- Theatrical release poster
- Directed by: Osmany Rodriguez; Matt Villines;
- Written by: Mikey Day; Cameron Fay; Taran Killam;
- Produced by: Lorne Michaels
- Starring: Taran Killam; Bobby Moynihan; Gillian Jacobs; Kumail Nanjiani; Kenan Thompson; Rita Wilson; Bill Pullman;
- Cinematography: David Robert Jones
- Edited by: Kelly Lyon
- Music by: Mark Maxwell
- Production companies: Broadway Video; Insurge Pictures; Samuel Goldwyn Films;
- Distributed by: Paramount Pictures
- Release date: September 9, 2016;
- Running time: 97 minutes
- Country: United States
- Language: English

= Brother Nature (film) =

Brother Nature is a 2016 American comedy film directed by Osmany Rodriguez and Matt Villines, from a screenplay by Mikey Day, Cameron Fay, and Taran Killam. It stars Killam, Bobby Moynihan, Gillian Jacobs, Rita Wilson and Bill Pullman. The film was released in a limited release and through video on demand on September 9, 2016, by Insurge Pictures and Samuel Goldwyn Films.

The film was originally titled Brother in Laws.

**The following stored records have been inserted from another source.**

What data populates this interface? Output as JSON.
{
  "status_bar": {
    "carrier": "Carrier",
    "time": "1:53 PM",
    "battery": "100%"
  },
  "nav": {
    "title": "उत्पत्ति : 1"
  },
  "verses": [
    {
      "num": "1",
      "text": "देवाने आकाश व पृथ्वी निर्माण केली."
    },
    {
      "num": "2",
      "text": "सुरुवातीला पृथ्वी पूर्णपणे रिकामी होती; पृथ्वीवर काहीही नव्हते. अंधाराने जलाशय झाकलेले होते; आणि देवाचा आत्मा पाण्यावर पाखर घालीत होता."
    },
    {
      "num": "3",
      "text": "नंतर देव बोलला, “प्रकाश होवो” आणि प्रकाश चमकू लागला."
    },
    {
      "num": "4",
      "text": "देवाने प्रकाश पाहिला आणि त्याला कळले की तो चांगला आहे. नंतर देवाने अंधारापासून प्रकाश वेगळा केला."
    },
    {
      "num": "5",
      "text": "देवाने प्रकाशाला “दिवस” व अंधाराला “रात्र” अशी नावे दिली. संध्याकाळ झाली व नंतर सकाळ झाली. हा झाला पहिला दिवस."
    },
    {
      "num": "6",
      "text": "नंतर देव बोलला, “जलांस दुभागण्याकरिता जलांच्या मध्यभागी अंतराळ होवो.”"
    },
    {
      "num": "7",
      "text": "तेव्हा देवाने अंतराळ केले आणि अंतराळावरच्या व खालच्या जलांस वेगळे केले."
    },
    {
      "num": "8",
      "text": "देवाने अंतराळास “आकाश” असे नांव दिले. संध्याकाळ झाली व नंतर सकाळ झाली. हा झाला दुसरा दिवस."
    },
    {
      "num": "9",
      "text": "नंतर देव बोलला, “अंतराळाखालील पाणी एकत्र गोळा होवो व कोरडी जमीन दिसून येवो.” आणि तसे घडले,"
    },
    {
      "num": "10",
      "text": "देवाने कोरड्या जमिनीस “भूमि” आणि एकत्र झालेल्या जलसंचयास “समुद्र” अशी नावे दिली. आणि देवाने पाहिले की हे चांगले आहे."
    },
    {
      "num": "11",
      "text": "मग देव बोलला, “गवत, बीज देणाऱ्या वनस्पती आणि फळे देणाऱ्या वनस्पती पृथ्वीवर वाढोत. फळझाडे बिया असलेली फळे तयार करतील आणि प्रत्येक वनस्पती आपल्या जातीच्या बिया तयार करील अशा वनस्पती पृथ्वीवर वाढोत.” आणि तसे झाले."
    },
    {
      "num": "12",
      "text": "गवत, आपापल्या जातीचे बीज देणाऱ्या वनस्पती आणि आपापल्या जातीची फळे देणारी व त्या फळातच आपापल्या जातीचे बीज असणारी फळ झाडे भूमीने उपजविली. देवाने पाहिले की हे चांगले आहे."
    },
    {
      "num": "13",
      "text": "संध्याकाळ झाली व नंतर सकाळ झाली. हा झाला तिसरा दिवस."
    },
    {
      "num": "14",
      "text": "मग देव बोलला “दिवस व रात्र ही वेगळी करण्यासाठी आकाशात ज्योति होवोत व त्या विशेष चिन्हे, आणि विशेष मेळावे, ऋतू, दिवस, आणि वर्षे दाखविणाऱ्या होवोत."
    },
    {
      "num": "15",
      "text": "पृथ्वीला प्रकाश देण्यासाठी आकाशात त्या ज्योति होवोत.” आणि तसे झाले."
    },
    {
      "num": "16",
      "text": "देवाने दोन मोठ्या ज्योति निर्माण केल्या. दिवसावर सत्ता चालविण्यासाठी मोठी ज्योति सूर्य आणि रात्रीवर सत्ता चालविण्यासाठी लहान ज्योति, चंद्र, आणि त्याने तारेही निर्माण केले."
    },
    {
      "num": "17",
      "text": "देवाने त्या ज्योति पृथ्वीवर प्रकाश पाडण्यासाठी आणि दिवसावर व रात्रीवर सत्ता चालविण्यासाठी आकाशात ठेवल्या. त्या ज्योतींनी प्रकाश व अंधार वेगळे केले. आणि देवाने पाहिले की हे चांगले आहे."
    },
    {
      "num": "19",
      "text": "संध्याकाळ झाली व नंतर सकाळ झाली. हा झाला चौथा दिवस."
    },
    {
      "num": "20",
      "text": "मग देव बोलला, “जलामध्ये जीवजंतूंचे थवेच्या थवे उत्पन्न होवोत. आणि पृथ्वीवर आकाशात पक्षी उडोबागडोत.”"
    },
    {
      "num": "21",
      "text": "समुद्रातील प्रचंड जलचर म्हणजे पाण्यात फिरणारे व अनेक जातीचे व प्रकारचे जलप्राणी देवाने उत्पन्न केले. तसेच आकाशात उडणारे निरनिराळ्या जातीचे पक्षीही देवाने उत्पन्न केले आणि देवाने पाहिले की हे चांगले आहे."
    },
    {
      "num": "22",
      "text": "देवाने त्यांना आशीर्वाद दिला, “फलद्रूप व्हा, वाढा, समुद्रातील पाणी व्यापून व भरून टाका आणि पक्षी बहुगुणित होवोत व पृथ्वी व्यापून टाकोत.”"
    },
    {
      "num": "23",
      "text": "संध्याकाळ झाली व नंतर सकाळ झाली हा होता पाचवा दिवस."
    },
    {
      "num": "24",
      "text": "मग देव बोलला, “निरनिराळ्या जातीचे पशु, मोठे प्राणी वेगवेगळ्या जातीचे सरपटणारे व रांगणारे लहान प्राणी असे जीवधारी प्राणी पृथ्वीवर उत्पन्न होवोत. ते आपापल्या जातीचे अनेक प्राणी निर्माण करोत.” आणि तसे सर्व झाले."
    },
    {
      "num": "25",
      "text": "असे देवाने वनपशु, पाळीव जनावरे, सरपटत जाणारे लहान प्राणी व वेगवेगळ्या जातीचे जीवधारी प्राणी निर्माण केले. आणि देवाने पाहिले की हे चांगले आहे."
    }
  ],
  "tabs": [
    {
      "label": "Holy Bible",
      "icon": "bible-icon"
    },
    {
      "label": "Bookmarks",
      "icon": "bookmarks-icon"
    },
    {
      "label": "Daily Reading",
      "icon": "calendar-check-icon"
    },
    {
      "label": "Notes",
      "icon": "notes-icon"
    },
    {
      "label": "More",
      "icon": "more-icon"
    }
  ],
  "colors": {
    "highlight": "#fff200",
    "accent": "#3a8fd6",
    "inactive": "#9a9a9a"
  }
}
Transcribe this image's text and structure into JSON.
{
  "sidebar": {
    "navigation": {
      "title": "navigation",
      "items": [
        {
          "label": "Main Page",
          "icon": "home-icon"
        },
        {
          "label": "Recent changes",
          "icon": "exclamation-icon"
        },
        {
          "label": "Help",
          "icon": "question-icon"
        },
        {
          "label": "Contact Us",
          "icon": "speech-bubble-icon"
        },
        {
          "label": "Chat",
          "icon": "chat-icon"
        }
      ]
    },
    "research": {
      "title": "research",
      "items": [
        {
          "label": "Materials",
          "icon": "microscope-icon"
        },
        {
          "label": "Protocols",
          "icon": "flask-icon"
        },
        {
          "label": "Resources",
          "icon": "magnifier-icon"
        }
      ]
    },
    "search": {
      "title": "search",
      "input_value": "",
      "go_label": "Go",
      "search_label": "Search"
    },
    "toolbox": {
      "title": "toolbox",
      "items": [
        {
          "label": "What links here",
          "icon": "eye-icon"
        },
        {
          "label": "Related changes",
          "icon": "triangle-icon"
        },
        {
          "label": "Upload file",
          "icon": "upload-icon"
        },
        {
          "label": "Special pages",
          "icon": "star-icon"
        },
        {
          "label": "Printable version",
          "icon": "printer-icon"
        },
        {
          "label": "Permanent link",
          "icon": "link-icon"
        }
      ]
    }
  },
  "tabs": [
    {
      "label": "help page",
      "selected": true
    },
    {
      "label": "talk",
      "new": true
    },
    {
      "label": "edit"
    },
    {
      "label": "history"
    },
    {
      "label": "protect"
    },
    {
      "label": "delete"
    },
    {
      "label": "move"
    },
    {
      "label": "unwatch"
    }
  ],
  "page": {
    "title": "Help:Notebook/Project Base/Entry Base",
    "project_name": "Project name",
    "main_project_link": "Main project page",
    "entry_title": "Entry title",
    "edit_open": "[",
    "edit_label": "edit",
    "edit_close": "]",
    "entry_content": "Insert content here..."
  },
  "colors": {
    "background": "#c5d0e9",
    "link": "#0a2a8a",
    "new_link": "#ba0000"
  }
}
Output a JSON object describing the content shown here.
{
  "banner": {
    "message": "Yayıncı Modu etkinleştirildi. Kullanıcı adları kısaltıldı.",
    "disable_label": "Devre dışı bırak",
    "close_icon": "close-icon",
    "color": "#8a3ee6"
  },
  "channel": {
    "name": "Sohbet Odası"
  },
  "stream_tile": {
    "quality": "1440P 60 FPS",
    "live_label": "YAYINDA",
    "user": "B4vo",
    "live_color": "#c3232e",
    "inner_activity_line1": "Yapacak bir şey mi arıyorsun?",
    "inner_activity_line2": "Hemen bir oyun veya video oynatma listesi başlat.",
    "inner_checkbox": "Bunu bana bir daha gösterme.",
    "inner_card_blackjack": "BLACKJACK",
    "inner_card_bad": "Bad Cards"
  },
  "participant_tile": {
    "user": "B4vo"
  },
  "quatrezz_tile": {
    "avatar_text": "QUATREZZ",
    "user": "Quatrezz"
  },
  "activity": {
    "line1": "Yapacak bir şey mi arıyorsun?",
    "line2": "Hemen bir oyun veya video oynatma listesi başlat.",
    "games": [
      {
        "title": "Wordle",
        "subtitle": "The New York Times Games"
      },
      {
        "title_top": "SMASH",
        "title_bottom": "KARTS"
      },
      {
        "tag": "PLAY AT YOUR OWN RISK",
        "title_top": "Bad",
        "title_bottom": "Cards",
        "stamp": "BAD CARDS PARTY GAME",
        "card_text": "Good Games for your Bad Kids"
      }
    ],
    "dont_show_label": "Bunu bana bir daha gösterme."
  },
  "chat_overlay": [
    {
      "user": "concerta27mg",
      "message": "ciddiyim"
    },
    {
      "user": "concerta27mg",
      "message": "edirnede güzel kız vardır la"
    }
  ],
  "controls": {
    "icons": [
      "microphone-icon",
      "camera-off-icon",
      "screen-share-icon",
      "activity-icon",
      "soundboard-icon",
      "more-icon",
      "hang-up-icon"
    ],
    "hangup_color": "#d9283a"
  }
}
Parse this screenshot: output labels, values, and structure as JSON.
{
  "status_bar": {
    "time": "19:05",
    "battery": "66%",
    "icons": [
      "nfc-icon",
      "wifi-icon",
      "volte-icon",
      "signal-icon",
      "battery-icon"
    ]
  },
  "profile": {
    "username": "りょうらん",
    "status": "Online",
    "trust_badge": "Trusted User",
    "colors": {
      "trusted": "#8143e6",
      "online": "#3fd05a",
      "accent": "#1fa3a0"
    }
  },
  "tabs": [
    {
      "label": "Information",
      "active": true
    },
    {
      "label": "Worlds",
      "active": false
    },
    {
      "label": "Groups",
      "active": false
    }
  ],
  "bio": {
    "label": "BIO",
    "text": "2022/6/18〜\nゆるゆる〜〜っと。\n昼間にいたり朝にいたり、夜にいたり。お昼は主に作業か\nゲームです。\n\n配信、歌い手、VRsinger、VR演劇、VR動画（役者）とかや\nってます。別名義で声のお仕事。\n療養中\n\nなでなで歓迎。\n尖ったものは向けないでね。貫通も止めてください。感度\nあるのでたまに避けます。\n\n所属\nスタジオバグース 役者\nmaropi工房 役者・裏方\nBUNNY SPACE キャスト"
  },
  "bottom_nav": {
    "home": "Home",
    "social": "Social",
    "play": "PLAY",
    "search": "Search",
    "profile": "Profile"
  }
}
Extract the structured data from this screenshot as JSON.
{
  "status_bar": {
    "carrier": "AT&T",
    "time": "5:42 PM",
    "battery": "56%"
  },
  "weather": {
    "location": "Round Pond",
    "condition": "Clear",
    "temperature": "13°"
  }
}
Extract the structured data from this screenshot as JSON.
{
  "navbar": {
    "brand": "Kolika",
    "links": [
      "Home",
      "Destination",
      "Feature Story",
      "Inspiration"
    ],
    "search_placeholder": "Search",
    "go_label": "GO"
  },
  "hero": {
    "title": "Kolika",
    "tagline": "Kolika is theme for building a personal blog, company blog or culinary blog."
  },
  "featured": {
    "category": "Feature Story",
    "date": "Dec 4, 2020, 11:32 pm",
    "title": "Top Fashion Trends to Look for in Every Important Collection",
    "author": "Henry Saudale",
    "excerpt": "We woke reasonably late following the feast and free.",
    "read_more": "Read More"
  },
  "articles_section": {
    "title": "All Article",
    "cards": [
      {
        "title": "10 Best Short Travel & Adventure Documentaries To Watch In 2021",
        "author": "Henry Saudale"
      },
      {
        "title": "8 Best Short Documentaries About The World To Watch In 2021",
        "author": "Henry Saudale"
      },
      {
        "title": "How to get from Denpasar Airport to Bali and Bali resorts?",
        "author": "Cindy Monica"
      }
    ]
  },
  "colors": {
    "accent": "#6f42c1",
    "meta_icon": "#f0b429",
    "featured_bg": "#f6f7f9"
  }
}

It is the last film by Insurge Pictures, as the company was absorbed into Paramount Pictures the year before the film's release.

==Plot==
Straight-laced Roger hopes to propose to his girlfriend during a weekend family getaway, but his overbearing would-be brother-in-law might get in the way.

==Cast==
- Taran Killam as Roger Fellner
- Bobby Moynihan as Todd Dotchman
- Gillian Jacobs as Gwen Turley
- Rita Wilson as Cathy Turley
- Bill Pullman as Jerry Turley
- Kumail Nanjiani as Riggleman
- Kenan Thompson as Miesha
- Rachael Harris as Aunt Pam
- Sarah Burns as Margie Turley
- Sarah Baker as Shannon
- David Wain as Uncle Mel
- Ellen Bloodworth as Grandma Hibby
- Giancarlo Esposito as Congressman Frank McClaren
- Jonah Kellams as Cousin Cody
- Ethan Harmon as Cousin Spencer
- Julian F. Grijalva as George Washington
- Mikey Day as Thomas Jefferson
- Tim Robinson as Ben Franklin
- Sam Grey as John Adams
- Noor Shic as Riggleman's Mom
- Mike O'Brien as Nick
- Aidy Bryant as Dana Curlman
- Benny Morinishi as Micah

==Production==
In August 2014, it was announced Taran Killam, Bill Pullman, Rachael Harris, Rita Wilson, David Wain, and Bobby Moynihan had joined the cast of the film, with Matt Villines and Osmany Rodriguez directing from a screenplay by Killam, Cameron Fay, and Mikey Day, and Lorne Michaels serving as producer under his Broadway Video banner.

==Release==
The film was released in a limited release and through video on demand on September 9, 2016.